Since Sept. 12, Ron and Teresa Dakotah have been on the road in a homemade rig pulled by four stout horses -- a fifth tags along.
Bikes are strapped to the wagon's back, and a tiny wood-burning stove keeps them warm.
A shower head sticks off one end of the wagon, a Wall Drug bumper sticker is fixed on the back, and a dog named Dallas prances around a stake where his leash is tied.
Forget the motor home, the couple said. This is the way to go.
The trip, which started in Arco, Idaho, and is so far a one-way excursion, doesn't have a well-defined purpose, said the Dakotahs, who Thursday stopped to spend the night near Perry.

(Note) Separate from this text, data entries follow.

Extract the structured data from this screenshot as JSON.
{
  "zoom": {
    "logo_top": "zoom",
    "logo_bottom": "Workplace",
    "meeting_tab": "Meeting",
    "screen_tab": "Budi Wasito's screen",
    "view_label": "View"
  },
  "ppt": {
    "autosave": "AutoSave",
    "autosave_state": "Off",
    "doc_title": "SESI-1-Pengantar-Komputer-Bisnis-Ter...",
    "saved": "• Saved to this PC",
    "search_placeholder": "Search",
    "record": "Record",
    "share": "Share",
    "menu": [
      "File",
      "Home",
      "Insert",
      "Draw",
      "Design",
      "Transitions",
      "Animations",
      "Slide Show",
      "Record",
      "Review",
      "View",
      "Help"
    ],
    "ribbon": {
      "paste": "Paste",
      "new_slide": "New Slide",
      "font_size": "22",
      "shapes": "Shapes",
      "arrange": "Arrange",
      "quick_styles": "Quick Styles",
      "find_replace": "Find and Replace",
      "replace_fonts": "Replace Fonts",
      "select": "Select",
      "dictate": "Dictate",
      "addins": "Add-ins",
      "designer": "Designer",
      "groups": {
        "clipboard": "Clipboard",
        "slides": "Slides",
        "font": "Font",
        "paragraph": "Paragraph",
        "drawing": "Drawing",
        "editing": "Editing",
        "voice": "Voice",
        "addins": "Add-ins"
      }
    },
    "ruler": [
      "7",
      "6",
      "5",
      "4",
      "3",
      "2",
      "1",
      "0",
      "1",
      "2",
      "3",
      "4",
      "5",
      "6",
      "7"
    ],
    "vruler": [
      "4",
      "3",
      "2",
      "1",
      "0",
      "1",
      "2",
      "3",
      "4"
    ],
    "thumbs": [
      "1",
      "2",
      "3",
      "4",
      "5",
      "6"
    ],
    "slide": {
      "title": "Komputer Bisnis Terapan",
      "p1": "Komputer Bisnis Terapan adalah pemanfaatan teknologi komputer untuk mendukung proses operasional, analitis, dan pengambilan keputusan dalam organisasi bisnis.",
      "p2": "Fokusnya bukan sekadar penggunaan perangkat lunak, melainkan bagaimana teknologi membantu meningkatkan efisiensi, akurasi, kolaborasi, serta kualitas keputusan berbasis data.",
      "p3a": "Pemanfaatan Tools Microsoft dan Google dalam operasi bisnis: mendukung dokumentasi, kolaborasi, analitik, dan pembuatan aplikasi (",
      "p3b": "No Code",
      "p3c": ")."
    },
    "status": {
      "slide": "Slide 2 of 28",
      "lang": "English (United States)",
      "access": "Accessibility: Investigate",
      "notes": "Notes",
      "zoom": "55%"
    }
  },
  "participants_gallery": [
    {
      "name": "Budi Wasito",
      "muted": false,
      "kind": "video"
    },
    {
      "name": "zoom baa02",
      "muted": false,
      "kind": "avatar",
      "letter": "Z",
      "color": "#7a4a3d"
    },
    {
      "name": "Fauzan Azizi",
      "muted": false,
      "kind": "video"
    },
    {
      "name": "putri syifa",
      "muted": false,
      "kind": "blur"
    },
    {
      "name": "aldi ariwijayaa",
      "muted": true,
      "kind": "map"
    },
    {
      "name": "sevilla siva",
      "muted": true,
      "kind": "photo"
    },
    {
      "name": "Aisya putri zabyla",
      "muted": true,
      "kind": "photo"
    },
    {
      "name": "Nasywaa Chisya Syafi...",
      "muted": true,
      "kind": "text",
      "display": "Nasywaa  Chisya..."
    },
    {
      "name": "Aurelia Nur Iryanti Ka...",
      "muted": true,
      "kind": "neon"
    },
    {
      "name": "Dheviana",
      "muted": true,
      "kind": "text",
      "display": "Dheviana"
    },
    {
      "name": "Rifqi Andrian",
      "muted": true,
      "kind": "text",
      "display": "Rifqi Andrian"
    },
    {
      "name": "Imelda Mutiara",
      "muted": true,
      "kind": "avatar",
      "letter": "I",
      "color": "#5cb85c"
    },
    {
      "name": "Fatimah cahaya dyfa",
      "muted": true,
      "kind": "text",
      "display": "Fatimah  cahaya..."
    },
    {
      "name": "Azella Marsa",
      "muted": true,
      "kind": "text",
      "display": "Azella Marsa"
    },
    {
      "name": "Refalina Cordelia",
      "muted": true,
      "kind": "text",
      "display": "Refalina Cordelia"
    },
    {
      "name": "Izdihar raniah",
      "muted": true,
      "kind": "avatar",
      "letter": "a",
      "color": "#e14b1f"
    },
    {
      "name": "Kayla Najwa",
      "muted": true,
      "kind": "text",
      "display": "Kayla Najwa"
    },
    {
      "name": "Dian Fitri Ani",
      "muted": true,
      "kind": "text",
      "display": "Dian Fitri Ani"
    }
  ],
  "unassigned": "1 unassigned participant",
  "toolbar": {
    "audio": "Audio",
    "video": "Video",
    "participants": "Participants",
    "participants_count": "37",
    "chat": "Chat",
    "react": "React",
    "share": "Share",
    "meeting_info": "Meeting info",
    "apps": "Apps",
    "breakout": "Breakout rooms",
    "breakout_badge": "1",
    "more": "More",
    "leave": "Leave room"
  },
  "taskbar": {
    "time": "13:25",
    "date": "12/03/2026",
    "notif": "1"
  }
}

It's partly just to make people smile. And the faded "Worship Jesus Christ" on the side of their wagon suggests they have strong religious convictions and a desire to share them.
But more than that, the Dakotahs are reminiscent of the fictional Forrest Gump who "just felt like running."
They just wanted to see the country.
"And not see it on TV," said Teresa Dakotah, 45.
Doing so 1800s-style seemed like a good idea: Ron Dakotah, 60, had already gone through a couple of wagons and 11 years of such travel, and Teresa Dakotah knew how to rough it thanks to camping trips with her sons.
So last fall, they packed up Teresa's tools for storage. Ron quit his construction job. And despite concerns of friends who waffle between describing the Dakotahs as both wonderful and weird, they were off.
"My son told me I'm eccentric," Teresa said. "I went home and looked it up, and I went back to him and said, 'Yep, I am.'"
They average about 20 miles a day. Teresa sits in the front of the wagon by the stove and talks to her bundled-up husband as he guides the team of horses.
They stop in small towns where residents greet them with open arms, hot showers and a place to park. At night, they listen to National Public Radio, and when they need money, they stop and work.
The couple spent a few weeks in Sioux City, Iowa, making some money by working with horses, and they plan to do the same in Oklahoma.
But they don't stay anywhere long.
"Teresa's got itchy feet," Ron Dakotah said. "She can't help it. She's a roadie."
They're headed to Muskogee, Okla., and then the Rocky Mountains. After that, who knows. Maybe they'll go back for the abandoned motor home, and maybe they won't.
For now, they're having too much fun meeting new people. One of their favorites was the Indigenous Nations chief they met in South Dakota. But they like the everyday visitors, too, people like McLouth resident Candy Braksick, who wander by.
"This would be an adventure," Braksick said Thursday as she studied the wagon.
The couple keeps a scrapbook filled with newspaper clippings from cities such as Billings, Mont., and Yankton, S.D. Pages are devoted to the business cards they have accumulated, and a calendar serves as an informal travel log.
Teresa Dakotah said she managed to lose a day somewhere along the way.
"I discovered it was Thursday and not Wednesday," she said.
The only bad luck they've had in more than four months is a sick horse. And they said there's not much about home -- or the creature comforts it provided -- that they miss.
"Maybe the toilet," Teresa said. "But that's about it."